Natura: The Short and Straight Road That Leads from Cassandra to ScyllaDB
Natura is a multibillion-dollar Brazilian cosmetics company that prides itself on its ecological friendliness, bioethics and sustainable business practices. Its operations now span over 70 countries, 3,200 stores, 17,000 employees, and a human network of 1.8 million sales consultants. In this presentation, Felipe Moz, Big Data Engineer at Natura, discuss esthe technical and business drivers behind Natura’s decision to migrate from Datastax Cassandra to ScyllaDB, business scenarios involved, and expectations/results.
Natura is a multibillion-dollar Brazil-based consumer beauty products company that prides itself on its ecological friendliness, bioethics and sustainable business practices. Its operations span over 70 countries, 3,200 stores, 17,000 employees, and a human network of 1.8 million sales consultants. These operations supports sales to over 100 million consumers.
The global powerhouse is comprised of three major brands: Natura, founded out of Brazil, Aēsop, founded out of Australia, and The Body Shop, founded out of the United Kingdom.
To support Natura’s global operations requires managing a tremendous amount of consumer data. Felipe Moz, Big Data Engineer at Natura, took the time at ScyllaDB Summit 2018 to describe Natura’s corporate data infrastructure, and why they migrated from DataStax Enterprise (a proprietary version of Apache Cassandra) to ScyllaDB to continue scaling their business.
Natura’s architecture is front-ended with NGINX and Node.js. Data from user activities with their website are streamed over Apache Kafka into Apache Spark jobs — performing about 160,000 RDDs of streaming data as well as processing around 40 “long batch” jobs on a daily basis.
In their architecture, ScyllaDB replaced DSE for key-value data. MongoDB is still used for document-oriented data. The reason DSE was replaced was to avoid JVM issues. Natura had suffered significant performance issues.
Natura's Data-Intensive Architecture
Natura’s Big Data Architecture, deployed and managed using Docker and Kubernetes, includes NGINX, Apache Kafka and Apache Spark, NoSQL databases including MongoDB and ScyllaDB, as well as a Talend integration to an Oracle SQL database.

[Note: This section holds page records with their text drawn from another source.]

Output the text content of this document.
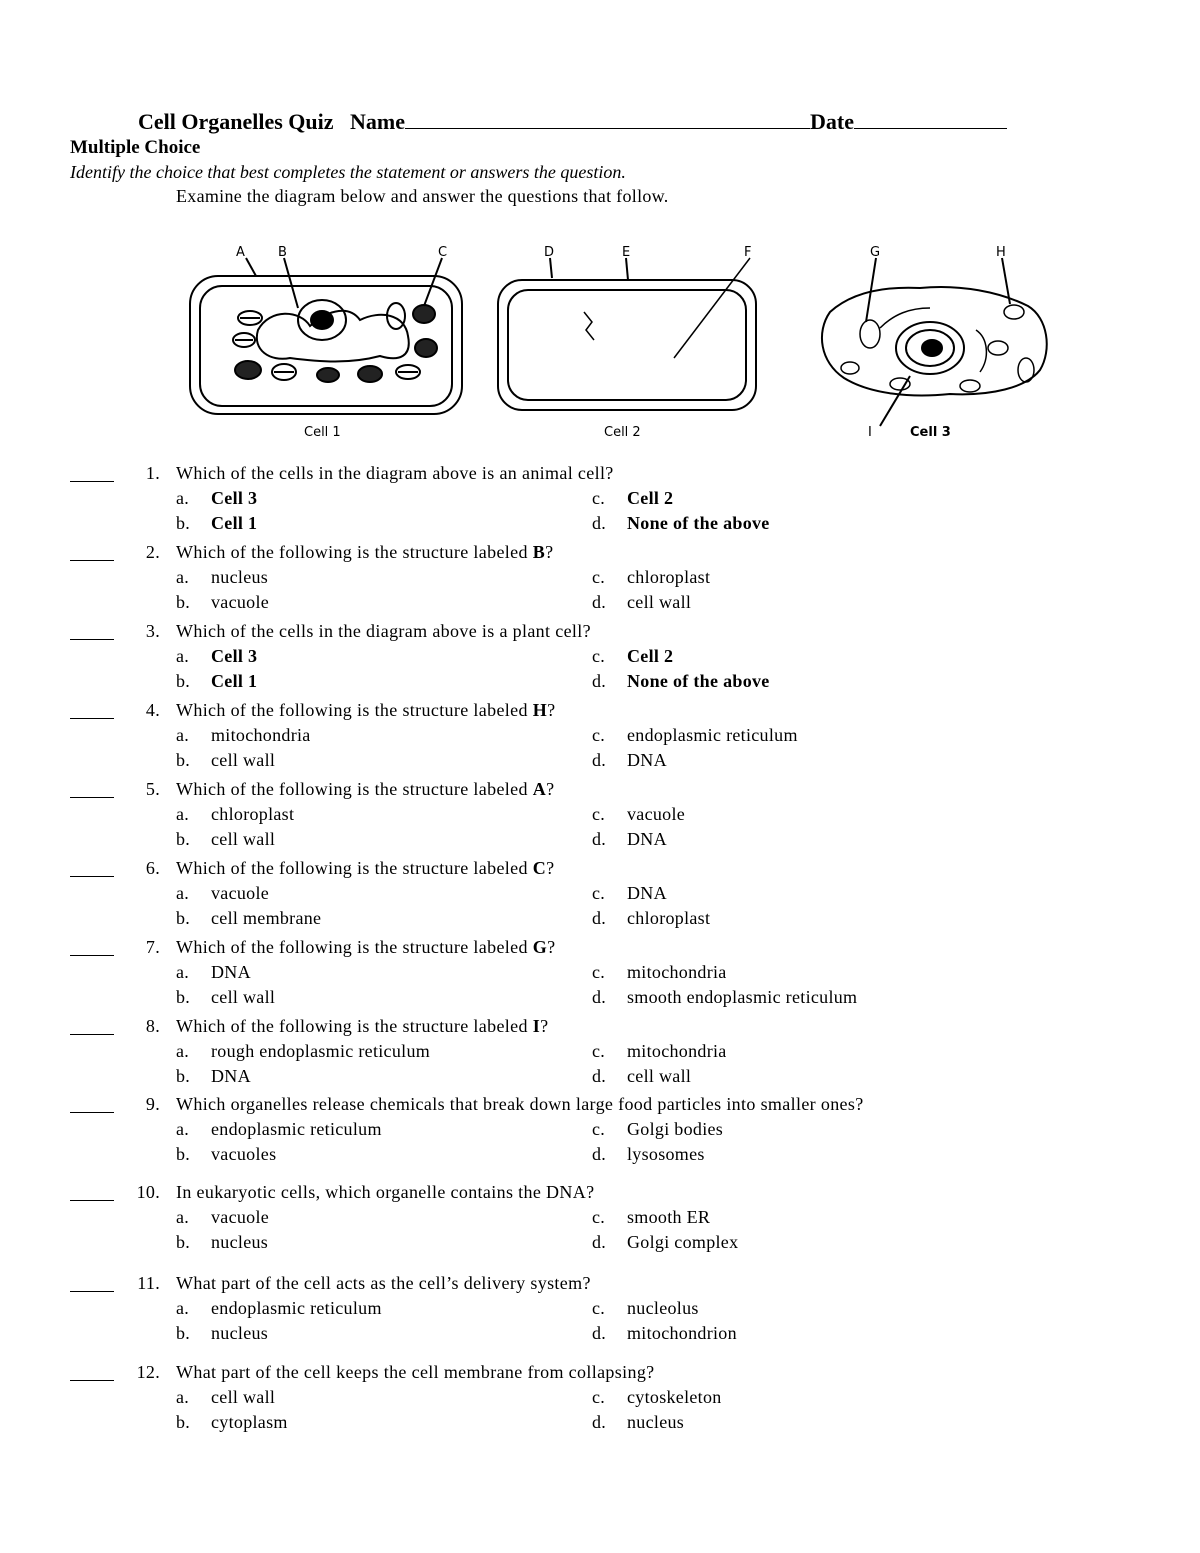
Cell Organelles Quiz Name	Date
Multiple Choice
Identify the choice that best completes the statement or answers the question.
Examine the diagram below and answer the questions that follow.
A	B	C	D	E	F	G	H
I
Cell 1	Cell 2	Cell 3
1. Which of the cells in the diagram above is an animal cell?
a. Cell 3
b. Cell 1
c. Cell 2
d. None of the above
2. Which of the following is the structure labeled B?
a. nucleus
b. vacuole
c. chloroplast
d. cell wall
3. Which of the cells in the diagram above is a plant cell?
a. Cell 3
b. Cell 1
c. Cell 2
d. None of the above
4. Which of the following is the structure labeled H?
a. mitochondria
b. cell wall
c. endoplasmic reticulum
d. DNA
5. Which of the following is the structure labeled A?
a. chloroplast
b. cell wall
c. vacuole
d. DNA
6. Which of the following is the structure labeled C?
a. vacuole
b. cell membrane
c. DNA
d. chloroplast
7. Which of the following is the structure labeled G?
a. DNA
b. cell wall
c. mitochondria
d. smooth endoplasmic reticulum
8. Which of the following is the structure labeled I?
a. rough endoplasmic reticulum
b. DNA
c. mitochondria
d. cell wall
9. Which organelles release chemicals that break down large food particles into smaller ones?
a. endoplasmic reticulum
b. vacuoles
c. Golgi bodies
d. lysosomes
10. In eukaryotic cells, which organelle contains the DNA?
a. vacuole
b. nucleus
c. smooth ER
d. Golgi complex
11. What part of the cell acts as the cell’s delivery system?
a. endoplasmic reticulum
b. nucleus
c. nucleolus
d. mitochondrion
12. What part of the cell keeps the cell membrane from collapsing?
a. cell wall
b. cytoplasm
c. cytoskeleton
d. nucleus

They aren’t our provider. They are a part of our team.
— Felipe Moz, Natura
Beyond the product aspects of ScyllaDB, Felipe emphasized the value of ScyllaDB’s enterprise support. “They know our use case and data modeling.” He was also glad to be able to get direct access to developers when needed through ScyllaDB’s Slack channel.

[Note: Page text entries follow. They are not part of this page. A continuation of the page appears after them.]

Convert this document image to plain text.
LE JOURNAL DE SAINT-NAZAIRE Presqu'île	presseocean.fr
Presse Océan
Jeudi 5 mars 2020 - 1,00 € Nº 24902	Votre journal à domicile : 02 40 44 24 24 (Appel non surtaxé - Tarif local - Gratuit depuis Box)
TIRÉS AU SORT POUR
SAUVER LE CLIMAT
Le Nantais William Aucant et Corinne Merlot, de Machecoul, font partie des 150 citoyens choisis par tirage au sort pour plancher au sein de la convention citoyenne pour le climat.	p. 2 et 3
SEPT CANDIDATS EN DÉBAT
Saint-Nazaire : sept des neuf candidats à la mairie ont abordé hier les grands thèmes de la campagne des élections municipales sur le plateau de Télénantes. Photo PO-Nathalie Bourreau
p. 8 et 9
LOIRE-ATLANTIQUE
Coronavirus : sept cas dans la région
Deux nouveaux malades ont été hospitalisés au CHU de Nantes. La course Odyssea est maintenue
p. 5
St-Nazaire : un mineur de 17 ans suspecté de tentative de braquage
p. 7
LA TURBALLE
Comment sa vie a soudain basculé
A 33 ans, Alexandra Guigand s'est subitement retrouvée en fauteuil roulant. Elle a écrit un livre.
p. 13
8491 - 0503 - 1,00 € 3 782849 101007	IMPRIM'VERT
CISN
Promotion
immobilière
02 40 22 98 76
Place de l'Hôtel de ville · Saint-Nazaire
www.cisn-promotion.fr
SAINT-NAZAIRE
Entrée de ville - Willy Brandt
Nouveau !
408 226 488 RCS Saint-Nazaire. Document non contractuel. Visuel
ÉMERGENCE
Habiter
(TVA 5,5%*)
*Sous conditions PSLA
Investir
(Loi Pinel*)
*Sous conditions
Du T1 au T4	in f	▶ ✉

Then Felipe got down to the bottom line, favorably comparing the cost of ScyllaDB versus DataStax Enterprise. To provision hardware for Datastax Enterprise on Microsoft Azure required five DS14 v2 servers, which cost $2,000 per node for 744 hours (equivalent to a 31-day month), resulting in a monthly cost of $10,000, thus an annual cost of over $120,000 for the required hardware. With ScyllaDB running on AWS i3.4xlarge instances, the monthly cost per node dropped to $913.54, making the monthly hardware costs around $4,600, annualized to less than $55,000. This alone saved Natura over half their annual hardware expenditure.
On top of the cost savings, Felipe noted significant performance benefits. Batch processing times on ScyllaDB dropped on average to 10% of what they used to take on DataStax. In some cases, batch jobs that took 6 hours to run on DSE took less than 10 minutes to run on ScyllaDB (1/36th, or 0.27% of the time).
For streaming analytics, Spark jobs that used to take 76 ms to complete on DSE were accomplished in as little as 6 ms on ScyllaDB.
And for pure database performance, for p95 writes latencies dropped from 220 milliseconds (ms) on DSE to around 500 microseconds (μsec) on ScyllaDB.
ScyllaDB provided Natura with performance an order of magnitude greater than DataStax Enterprise for half the cloud server cost.